La renuncia de Moro, el ministro más popular del gabinete, derrumbó la Bolsa de Sao Paulo (que cerró con una caída de 5.45%) y hundió al real frente al dólar.

“CAVANDO SU FOSA”

El fiscal general, Augusto Aras, nombrado por Bolsonaro, pidió al STF que investigue las acusaciones formuladas por Moro.

La caída de Moro dividió a la base de Bolsonaro y desató un torrente de críticas y pedidos de renuncia del jefe de Estado.

El diputado Capitán Augusto indicó que estaba articulando la salida de la bancada de la seguridad pública, denominada “bancada de la bala”, de la base oficialista.

La “bancada de la bala” fue uno de los principales apoyos de la elección de Bolsonaro, junto al lobby del agronegocio y a las iglesias neopentecostales.

El expresidente centrista Fernando Henrique Cardoso (1995-2002) afirmó que Bolsonaro “está cavando su fosa” y le pidió que “renuncie antes de ser renunciado”. En la prensa, especialistas discuten la posibilidad de que Bolsonaro sea objeto de un proceso de destitución.

ANTICORRUPCIÓN DEBILITADA

En los bastidores, el cambio de director de la PF es visto como un intento de Bolsonaro de controlar investigaciones que cercan a su familia y a aliados políticos.
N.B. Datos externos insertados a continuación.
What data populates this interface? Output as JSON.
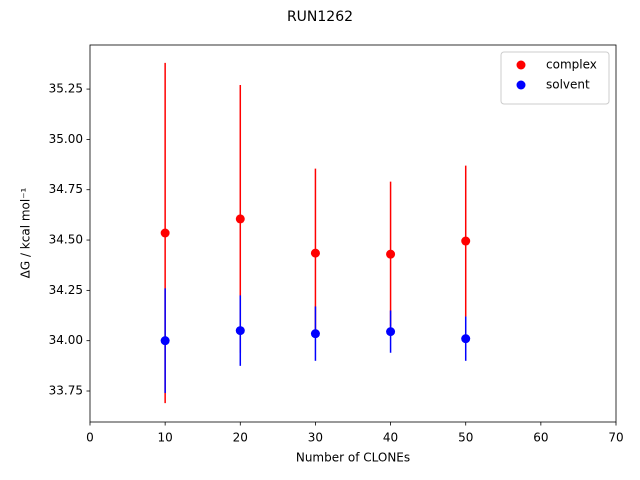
{
  "chart_data": {
    "type": "errorbar",
    "title": "RUN1262",
    "xlabel": "Number of CLONEs",
    "ylabel": "ΔG / kcal mol⁻¹",
    "x": [
      10,
      20,
      30,
      40,
      50
    ],
    "series": [
      {
        "name": "complex",
        "color": "#ff0000",
        "values": [
          34.535,
          34.605,
          34.435,
          34.43,
          34.495
        ],
        "errors": [
          0.845,
          0.665,
          0.42,
          0.36,
          0.375
        ]
      },
      {
        "name": "solvent",
        "color": "#0000ff",
        "values": [
          34.0,
          34.05,
          34.035,
          34.045,
          34.01
        ],
        "errors": [
          0.26,
          0.175,
          0.135,
          0.105,
          0.11
        ]
      }
    ],
    "xlim": [
      0,
      70
    ],
    "xticks": [
      0,
      10,
      20,
      30,
      40,
      50,
      60,
      70
    ],
    "ylim": [
      33.596,
      35.469
    ],
    "yticks": [
      33.75,
      {
        "value": 34,
        "label": "34.00"
      },
      34.25,
      {
        "value": 34.5,
        "label": "34.50"
      },
      34.75,
      {
        "value": 35,
        "label": "35.00"
      },
      35.25
    ],
    "legend": "upper right"
  }
}
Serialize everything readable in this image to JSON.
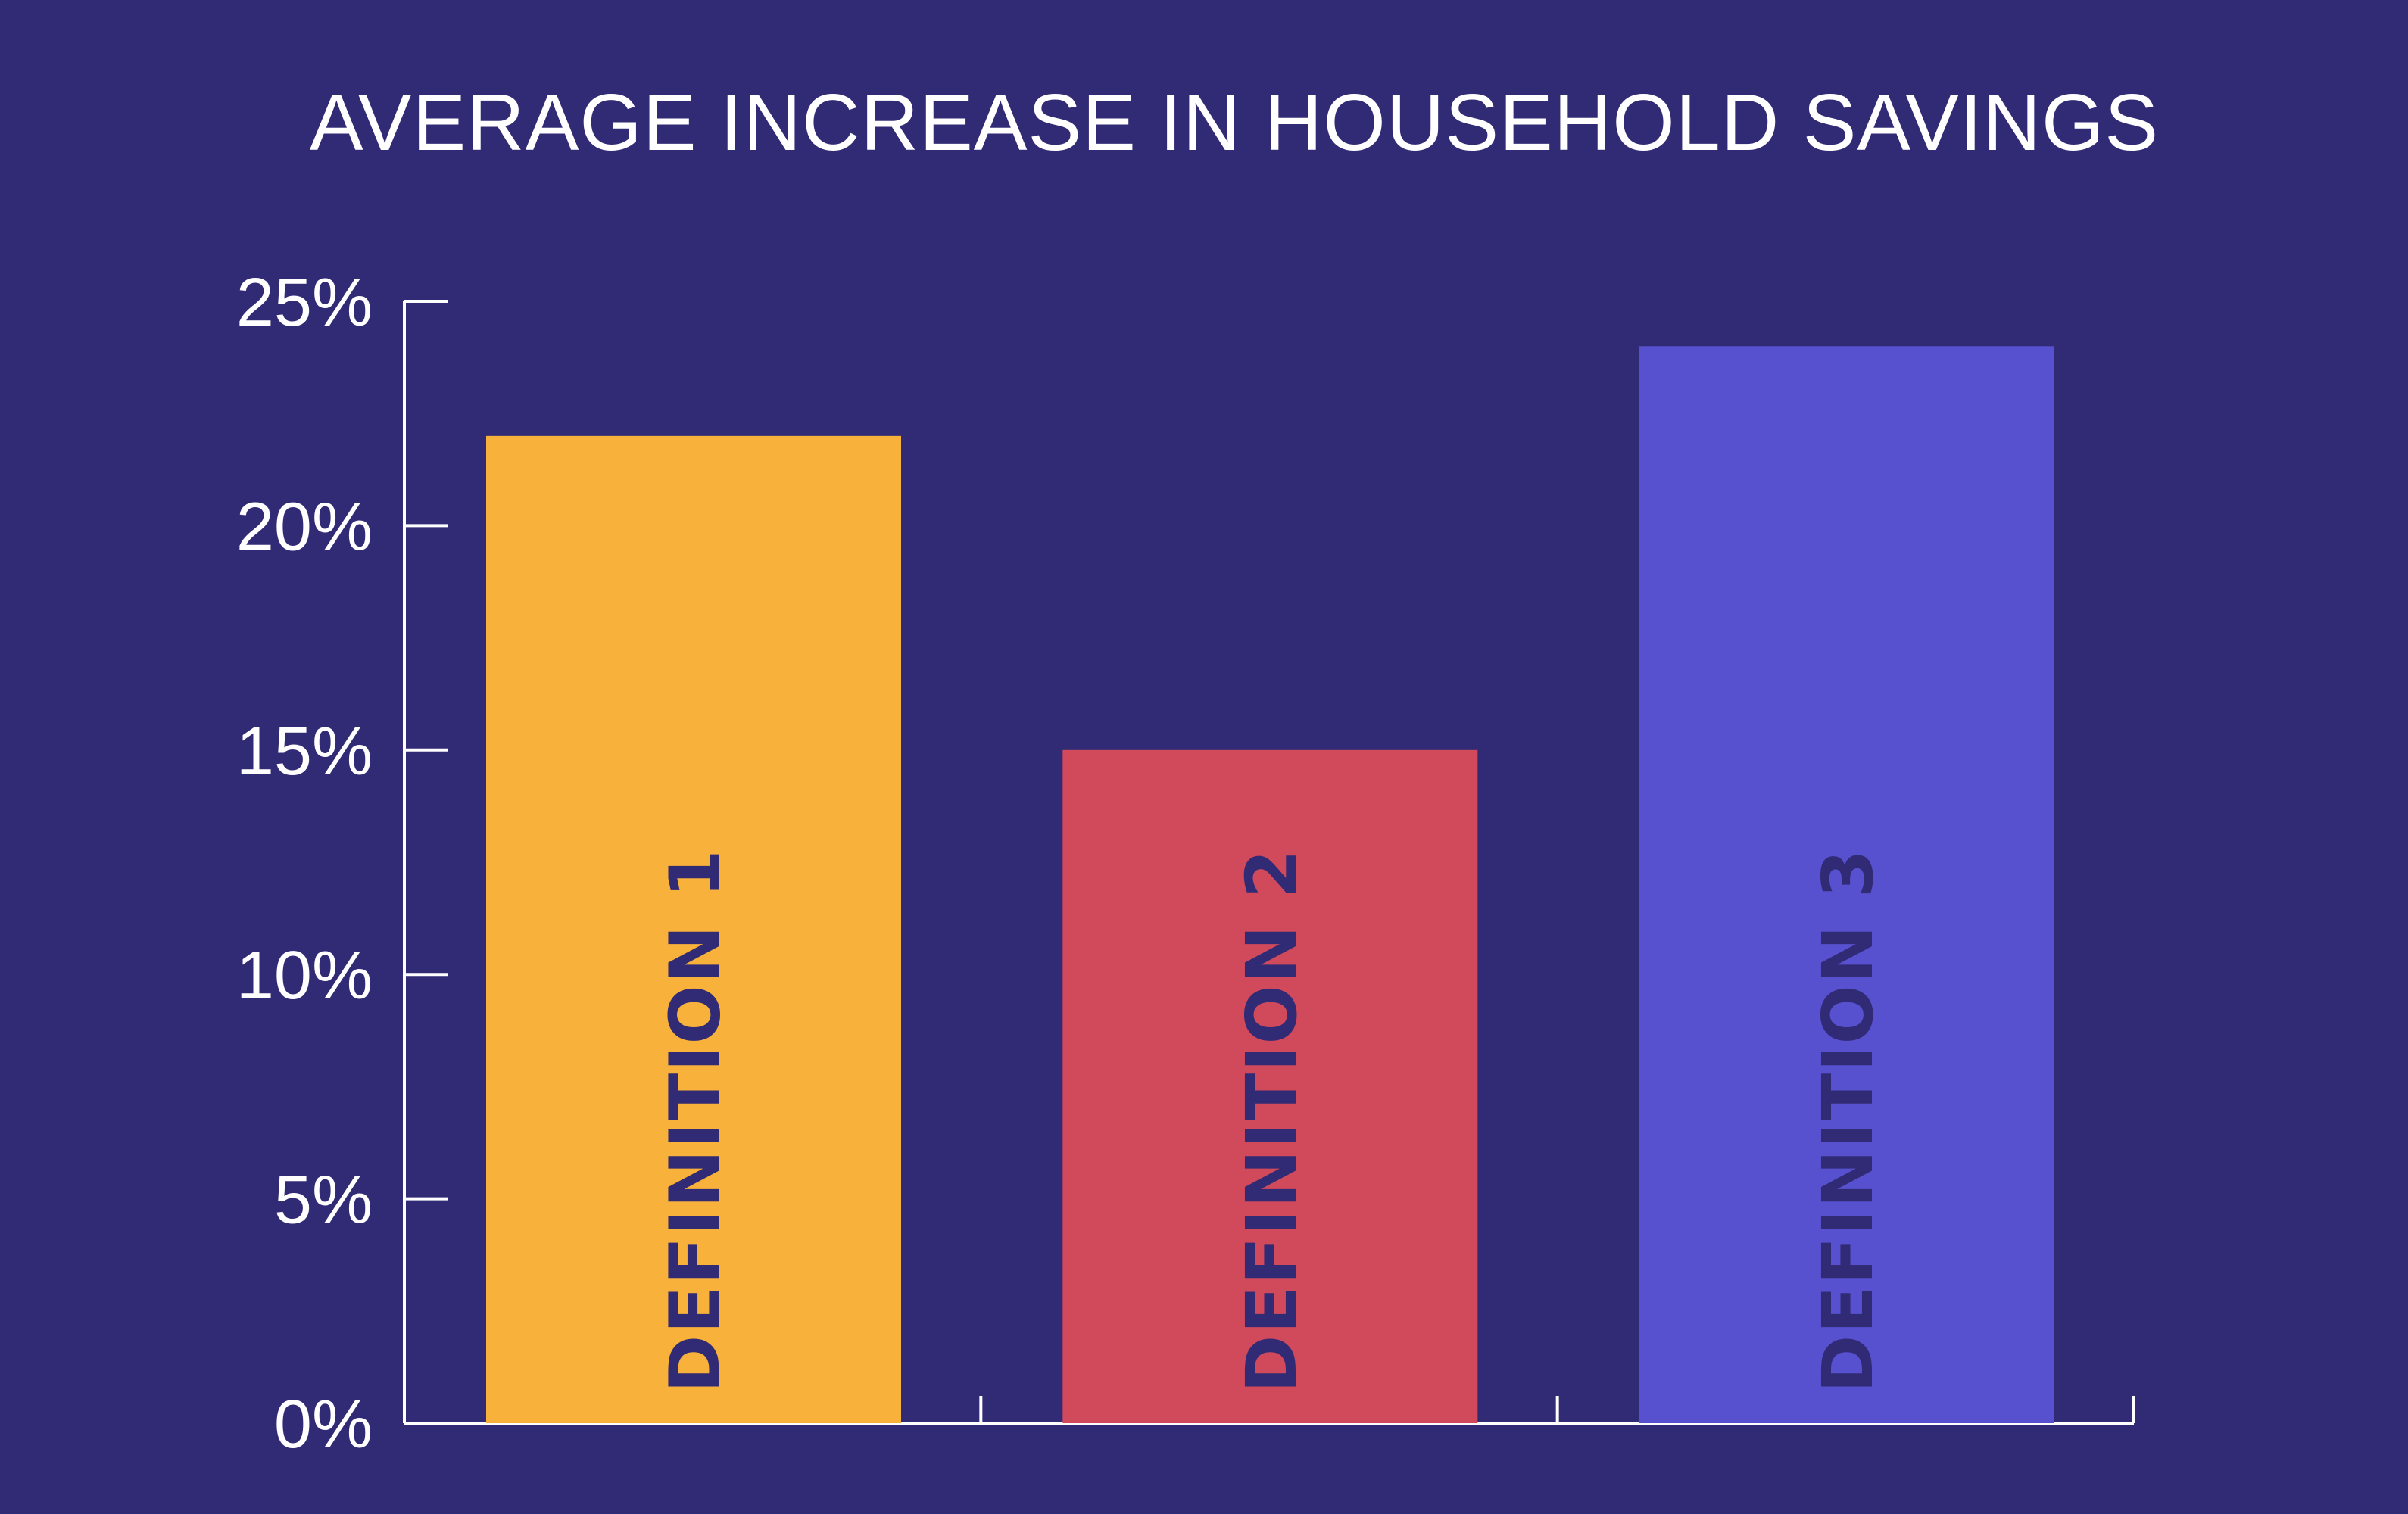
{
  "chart_data": {
    "type": "bar",
    "title": "AVERAGE INCREASE IN HOUSEHOLD SAVINGS",
    "categories": [
      "DEFINITION 1",
      "DEFINITION 2",
      "DEFINITION 3"
    ],
    "values": [
      22,
      15,
      24
    ],
    "colors": [
      "#f8b13a",
      "#d14a5c",
      "#5851cf"
    ],
    "ylim": [
      0,
      25
    ],
    "yticks": [
      0,
      5,
      10,
      15,
      20,
      25
    ],
    "ytick_labels": [
      "0%",
      "5%",
      "10%",
      "15%",
      "20%",
      "25%"
    ],
    "xlabel": "",
    "ylabel": "",
    "grid": false,
    "legend": false
  },
  "colors": {
    "background": "#312a74",
    "axis": "#ffffff",
    "bar_text": "#312a74"
  }
}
“Bolsonaro quiere protegerse. Cabe a la PF investigar sospechas de varios delitos que rondan el presidente, su familia y sus aliados”, afirma el analista Sylvio Costa, fundador del sitio especializado en cobertura política Congresso em Foco.

Uno de los investigados es su hijo mayor, Flavio Bolsonaro, ahora senador, por sospechas de desvíos y lavado de dinero cuando era diputado de la Cámara regional de Rio de Janeiro. “Nunca pedí blindar a nadie de mi familia, jamás haría eso”, adujo el mandatario.

En su discurso de renuncia, Moro dijo que no vio tentativas de injerencia similares ni siquiera en el auge de la operación Lava Jato, que se inició en 2014 bajo un gobierno del izquierdista Partido de los Trabajadores (PT).

Esa investigación develó un esquema de corrupción entre políticos, empresarios y funcionarios de la estatal Petrobras y condujo a prisión a figuras empresariales y políticas de primer plano, como el expresidente de izquierda Luiz Inácio Lula da Silva.

Analistas señalan que la salida de Moro corona un proceso de “politización” de organismos gubernamentales que combaten la corrupción, pese al discurso de transparencia y honestidad que Bolsonaro preconizó durante la pasada campaña electoral de 2018.